Sudan'da devam eden silahlı çatışmaların akademik koşulları daha da zorlaştıracağına dair beklentiler mevcut / Fotoğraf: AFP
Sudan'da devam eden silahlı çatışmaların akademik koşulları daha da zorlaştıracağına dair beklentiler mevcut / Fotoğraf: AFP
TT

Sudan'dan diplomasız ayrılan binlerce öğrencinin akıbeti ne olacak?

Sudan'da devam eden silahlı çatışmaların akademik koşulları daha da zorlaştıracağına dair beklentiler mevcut / Fotoğraf: AFP
Sudan'da devam eden silahlı çatışmaların akademik koşulları daha da zorlaştıracağına dair beklentiler mevcut / Fotoğraf: AFP

Osman el-Esbat

Üniversitelerde eğitime süresiz olarak ara verilmesi nedeniyle binlerce Sudanlı öğrenci, bilinmeyen bir akıbetin çaresizliği ve kaygısı içinde yaşıyor.

Ordu ile Hızlı Destek Kuvvetleri (HDK) arasında devam eden silahlı çatışmaların akademik koşulları daha da zorlaştıracağına dair beklentiler mevcut.

Başkent Hartum'daki bazı yükseköğretim kurumlarının bombalanması ve diğer özel ve devlet üniversitelerinin yağmalanması nedeniyle bir gecede çok sayıda öğrenci eğitim sertifikalarını ve belgelerini kaybetti.

Bu muğlaklık karşısında eğitimlerini tamamlamadan Sudan'daki savaşın cehenneminden kaçan Arap ve Afrikalı öğrenciler, Sudan'daki emsalleriyle trajediyi ve felaketi paylaşıyorlar.

Peki mevcut koşullarda üniversitelerin durumunu öğrenciler ve akademisyenler nasıl görüyor?

Binlerce insanın geleceğini kaybetmesini hangi çözümler önleyebilir?

Bilinmeyen gelecek

El-Nileyn Üniversitesi (Al Neelain University) İktisat Fakültesi'ndeki üçüncü yılını tamamlamak üzere olan Muhammed Musa Fadl, savaşın patlak vermesinin ardından Hartum'u kendi isteği dışında terk etti.

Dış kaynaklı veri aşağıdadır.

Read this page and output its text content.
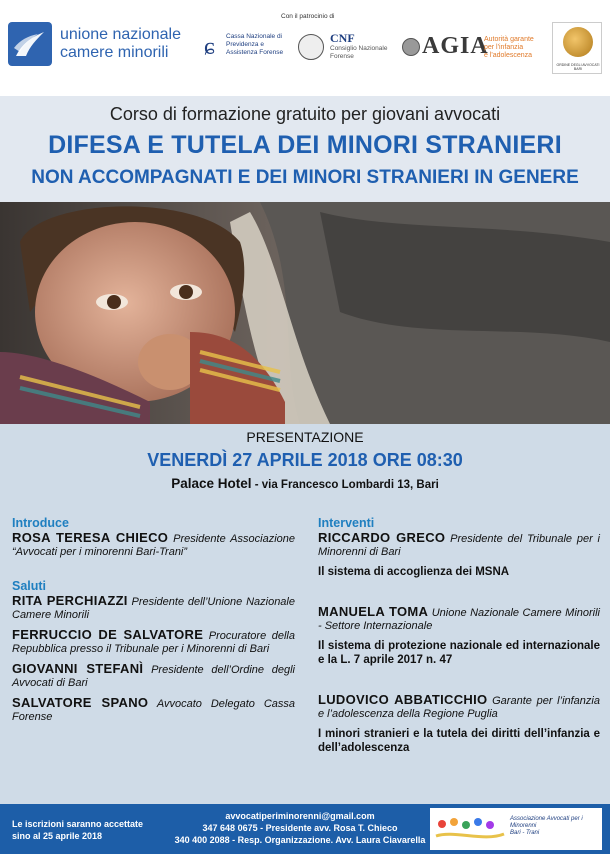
unione nazionale
camere minorili
Con il patrocinio di
ɕ	Cassa Nazionale di
Previdenza e
Assistenza Forense
CNF
Consiglio Nazionale
Forense	AGIA
Autorità garante
per l'infanzia
e l'adolescenza
ORDINE DEGLI AVVOCATI BARI
Corso di formazione gratuito per giovani avvocati
DIFESA E TUTELA DEI MINORI STRANIERI
NON ACCOMPAGNATI E DEI MINORI STRANIERI IN GENERE
PRESENTAZIONE
VENERDÌ 27 APRILE 2018 ORE 08:30
Palace Hotel - via Francesco Lombardi 13, Bari
Introduce
ROSA TERESA CHIECO Presidente Associazione “Avvocati per i minorenni Bari-Trani”
Saluti
RITA PERCHIAZZI Presidente dell’Unione Nazionale Camere Minorili
FERRUCCIO DE SALVATORE Procuratore della Repubblica presso il Tribunale per i Minorenni di Bari
GIOVANNI STEFANÌ Presidente dell’Ordine degli Avvocati di Bari
SALVATORE SPANO Avvocato Delegato Cassa Forense
Interventi
RICCARDO GRECO Presidente del Tribunale per i Minorenni di Bari
Il sistema di accoglienza dei MSNA
MANUELA TOMA Unione Nazionale Camere Minorili - Settore Internazionale
Il sistema di protezione nazionale ed internazionale e la L. 7 aprile 2017 n. 47
LUDOVICO ABBATICCHIO Garante per l’infanzia e l’adolescenza della Regione Puglia
I minori stranieri e la tutela dei diritti dell’infanzia e dell’adolescenza
Le iscrizioni saranno accettate
sino al 25 aprile 2018
avvocatiperiminorenni@gmail.com
347 648 0675 - Presidente avv. Rosa T. Chieco
340 400 2088 - Resp. Organizzazione. Avv. Laura Ciavarella
Associazione Avvocati per i Minorenni
Bari - Trani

Fadl, ailesinin Sudan'da kalmak yerine Mısır'a göç etmeyi seçmesiyle akademik geleceği ile ilgili kararını vermiş oldu.

Fadl, “Eğitimimi Kahire'de tamamlayabileceğimden emin değilim. Çünkü Sudan’da üniversite kazandığımı, bölümümü ve üç yıl içinde verdiğim dersleri kanıtlayan belgeleri elde ederek bir Mısır üniversitesine kaydolabilmem zor. Şu anda ufukta Sudan'da güvenliğin yeniden sağlanması ve akademik kurumlarda eğitimin yeniden başlaması için hiç umut yok” dedi.

Fadl ayrıca, “çatışma nedeniyle üniversitelerin kapatılmasının karmaşık psikolojik etkiler bıraktığını ve öğrencilerin geleceğinin karanlık bir tünele girdiğini” belirtti.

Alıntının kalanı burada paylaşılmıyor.